The scenario for the adult workers, particularly women, is not much better. For instance in Punjab in the peak season, an adult worker earns on average of Rs 100 per day at the stitching centre, Rs 56 to 80 at the registered stitching units and Rs 44 at the unregistered home-based units. These rates come down by almost 60 per cent in the off season. Significantly, women workers are given only one third of the rate paid to men. 

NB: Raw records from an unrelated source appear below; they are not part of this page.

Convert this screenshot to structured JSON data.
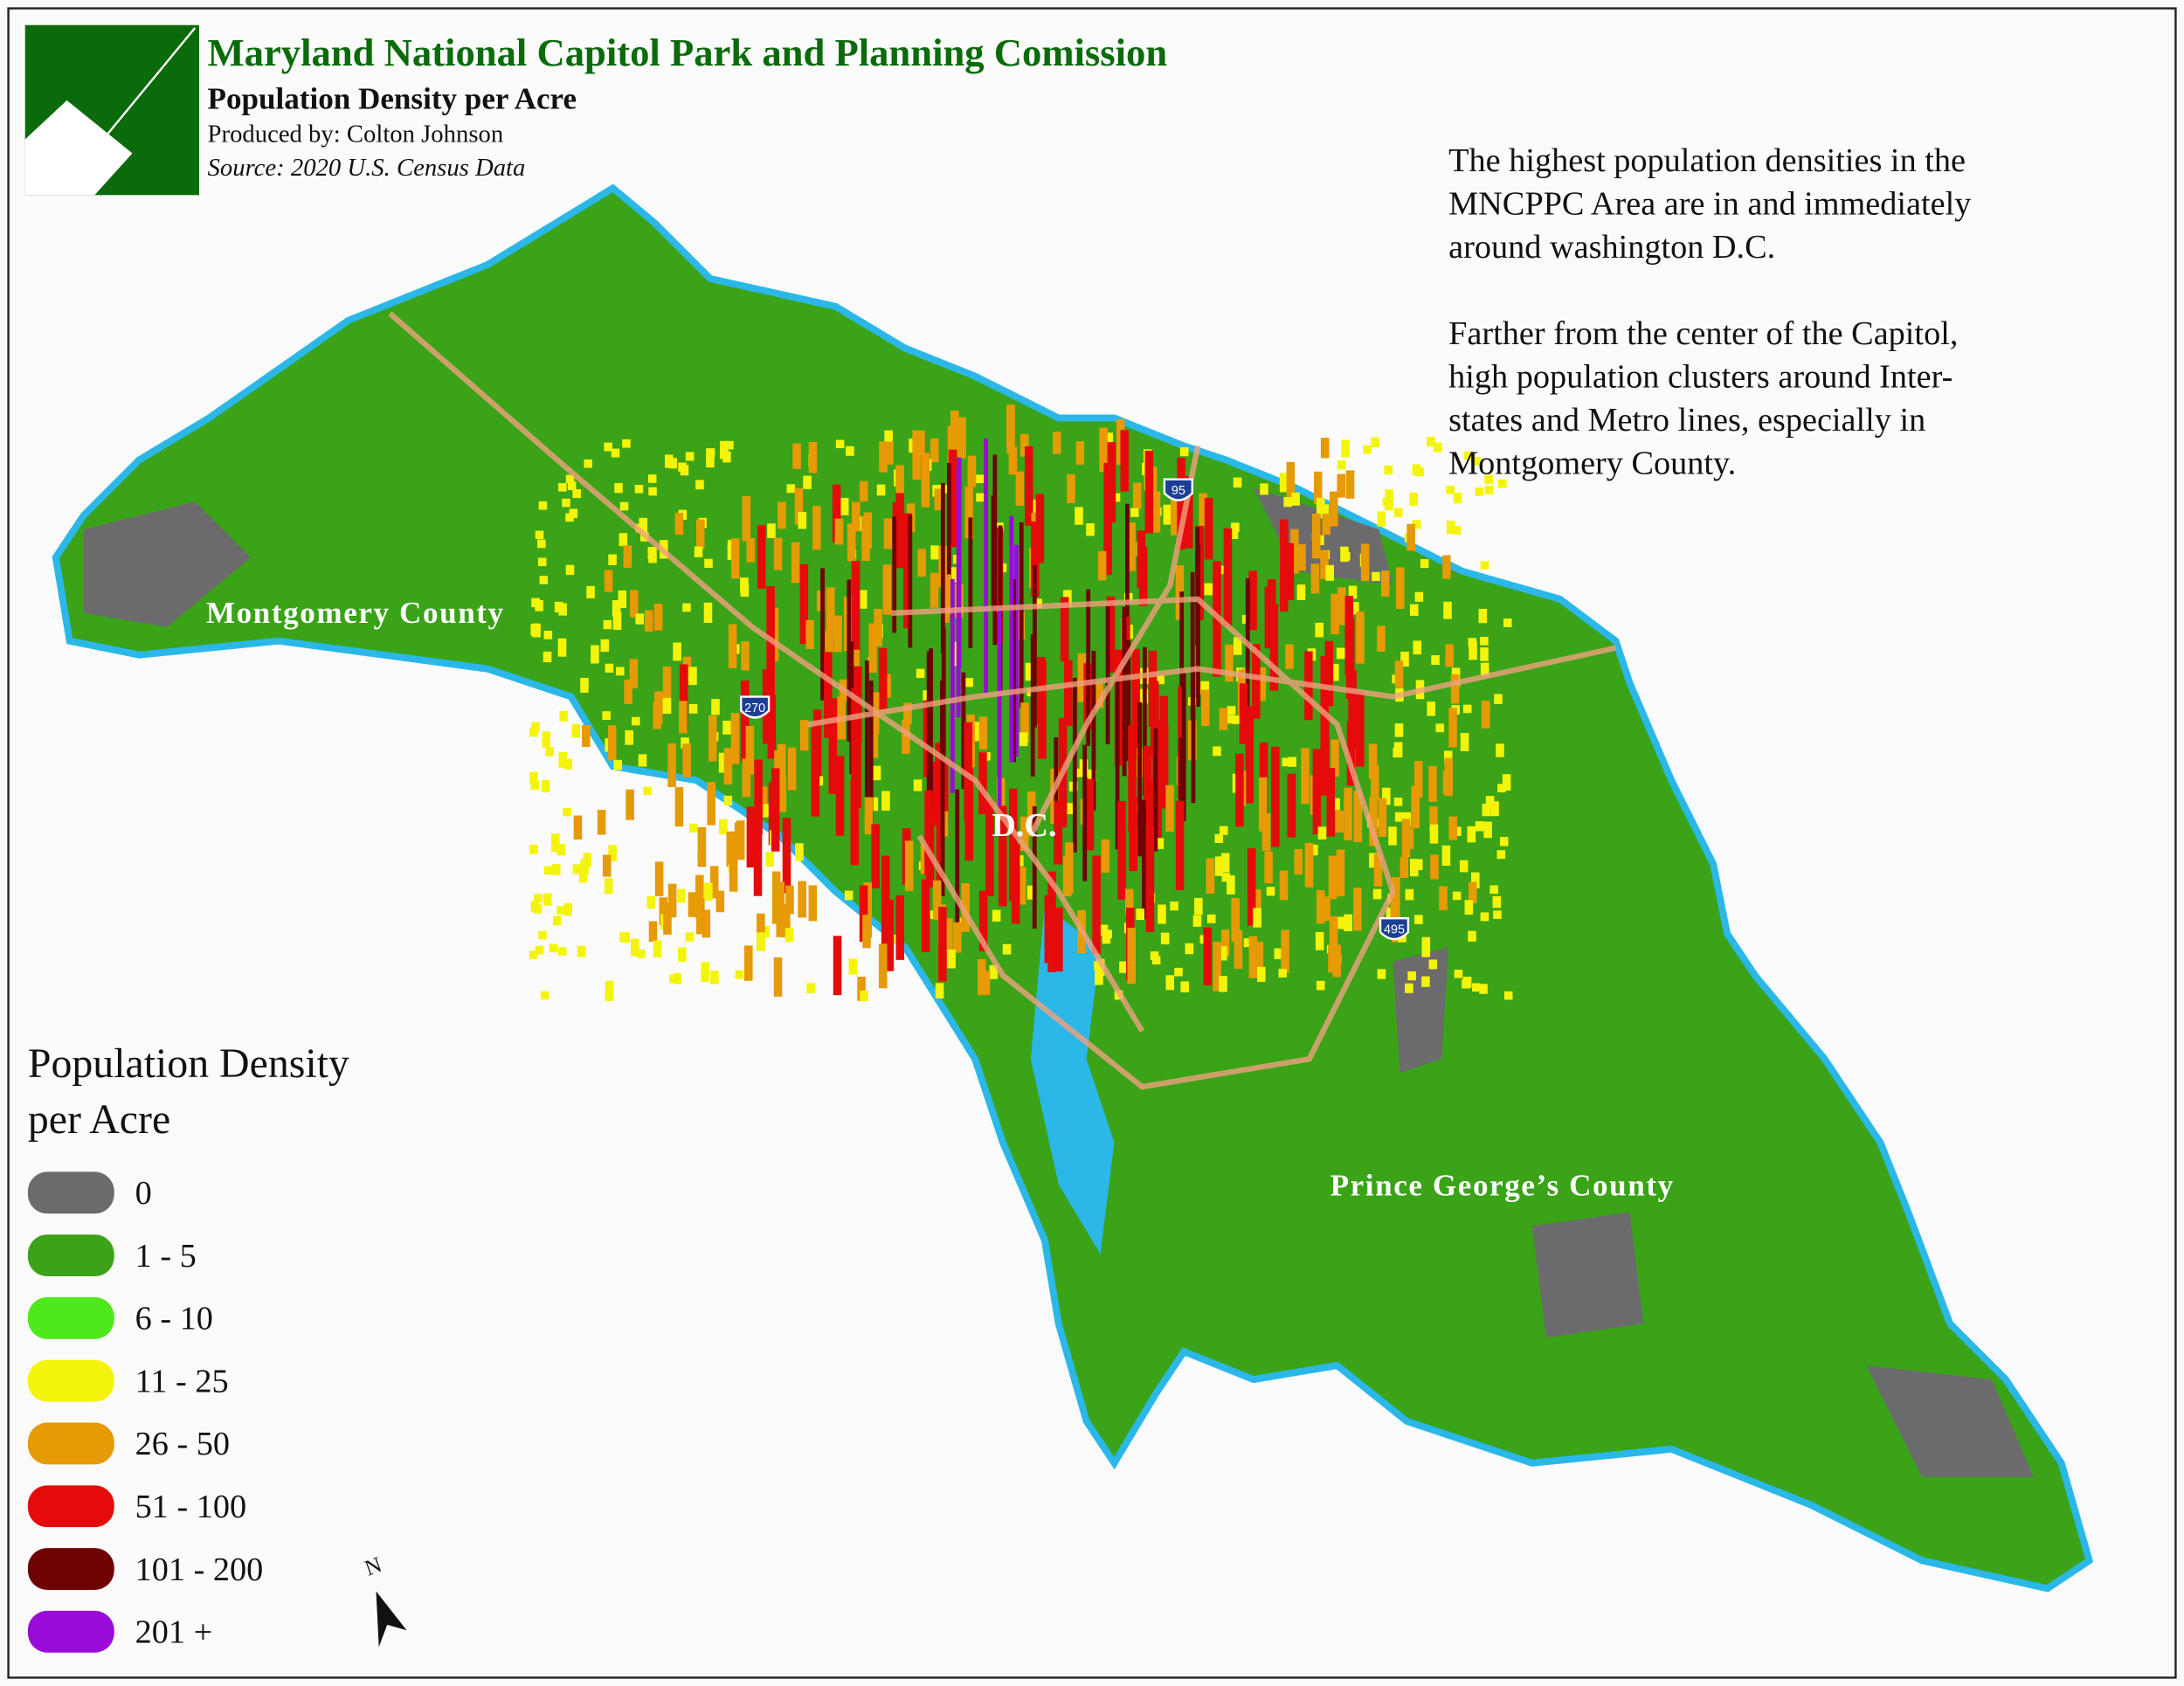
{
  "header": {
    "title": "Maryland National Capitol Park and Planning Comission",
    "subtitle": "Population Density per Acre",
    "produced_by": "Produced by: Colton Johnson",
    "source": "Source: 2020 U.S. Census Data"
  },
  "description": {
    "paragraphs": [
      [
        "The highest population densities in the",
        "MNCPPC Area are in and immediately",
        "around washington D.C."
      ],
      [
        "Farther from the center of the Capitol,",
        "high population clusters around Inter-",
        "states and Metro lines, especially in",
        "Montgomery County."
      ]
    ]
  },
  "map": {
    "labels": [
      "Montgomery County",
      "D.C.",
      "Prince George’s County"
    ],
    "shields": [
      "95",
      "270",
      "495"
    ]
  },
  "legend": {
    "title": [
      "Population Density",
      "per Acre"
    ],
    "items": [
      {
        "label": "0",
        "color": "#6b6b6d"
      },
      {
        "label": "1 - 5",
        "color": "#3aa317"
      },
      {
        "label": "6 - 10",
        "color": "#4fe81c"
      },
      {
        "label": "11 - 25",
        "color": "#f4f40a"
      },
      {
        "label": "26 - 50",
        "color": "#e59a06"
      },
      {
        "label": "51 - 100",
        "color": "#e50b0b"
      },
      {
        "label": "101 - 200",
        "color": "#6e0202"
      },
      {
        "label": "201 +",
        "color": "#9a0ad8"
      }
    ]
  },
  "north_arrow": "N"
}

While the current minimum daily wage fixed by the Punjab Government is Rs.62 for un-skilled agricultural labor, there is no official minimum wage laid down for stitching of footballs although one third of the football stitching units in Punjab are registered. While the government turns a blind eye to the blatant violation of law and ethical norms, the football industry continues to prosper at the cost of child labor. The FIFA earns an estimated $1.1 billion from licensing World Cup goods, and it is a moot question how much of this will be spent on monitoring the Jalandhar Project to end child labor in football stitching. 

If the Pakistan example is anything to go by, the future for child labor looks bleak. In 1994, Pakistan, the number one producer of footballs, joined the ILO'S International Program on the Elimination of Child Labor and in February 1999 initiated the Sialkot Project to end the use of child labor in football stitching. Yet, a report entitled 'The Football Stitching Industry of Pakistan' released in April 2002 by the Global March, a coalition against child labor, found that child labor was involved in the stitching of Coca Cola and Adidas footballs both of which are major sponsors of the FIFA 2002 World Cup. 

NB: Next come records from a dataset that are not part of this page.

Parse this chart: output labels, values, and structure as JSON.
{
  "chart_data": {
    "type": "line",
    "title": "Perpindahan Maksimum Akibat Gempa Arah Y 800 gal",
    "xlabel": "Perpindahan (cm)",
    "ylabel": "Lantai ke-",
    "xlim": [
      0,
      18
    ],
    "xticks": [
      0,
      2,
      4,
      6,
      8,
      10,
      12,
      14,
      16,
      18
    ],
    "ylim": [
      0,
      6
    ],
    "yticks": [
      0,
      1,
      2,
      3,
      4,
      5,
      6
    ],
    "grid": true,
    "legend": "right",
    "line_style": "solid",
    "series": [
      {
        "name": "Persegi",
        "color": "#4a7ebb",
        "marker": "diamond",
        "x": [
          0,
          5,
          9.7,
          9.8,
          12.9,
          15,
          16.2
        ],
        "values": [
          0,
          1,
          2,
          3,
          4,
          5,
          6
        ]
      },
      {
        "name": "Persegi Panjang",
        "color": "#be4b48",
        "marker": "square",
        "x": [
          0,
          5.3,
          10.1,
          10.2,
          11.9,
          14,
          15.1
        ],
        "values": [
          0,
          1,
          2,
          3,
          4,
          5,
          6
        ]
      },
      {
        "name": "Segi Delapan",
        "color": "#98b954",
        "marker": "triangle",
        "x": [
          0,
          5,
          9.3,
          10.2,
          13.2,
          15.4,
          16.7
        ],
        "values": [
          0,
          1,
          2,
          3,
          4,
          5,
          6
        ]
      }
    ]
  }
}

Says Kailash Satyarthi, Chairperson of Global March, "We are putting pressure on the FIFA not to rely on the manufacturer's word alone, but to send its own team to monitor the football stitching industry, to ensure that its norms prohibiting child labor are followed."

But these measures are yet to be put in place and it will be some time before child laborers in South Asia can reclaim their childhood and play the game rather than be relegated to stitching footballs. Amidst the roar of applause for the heroes of the World Cup, will football fans hear the voices of child labor?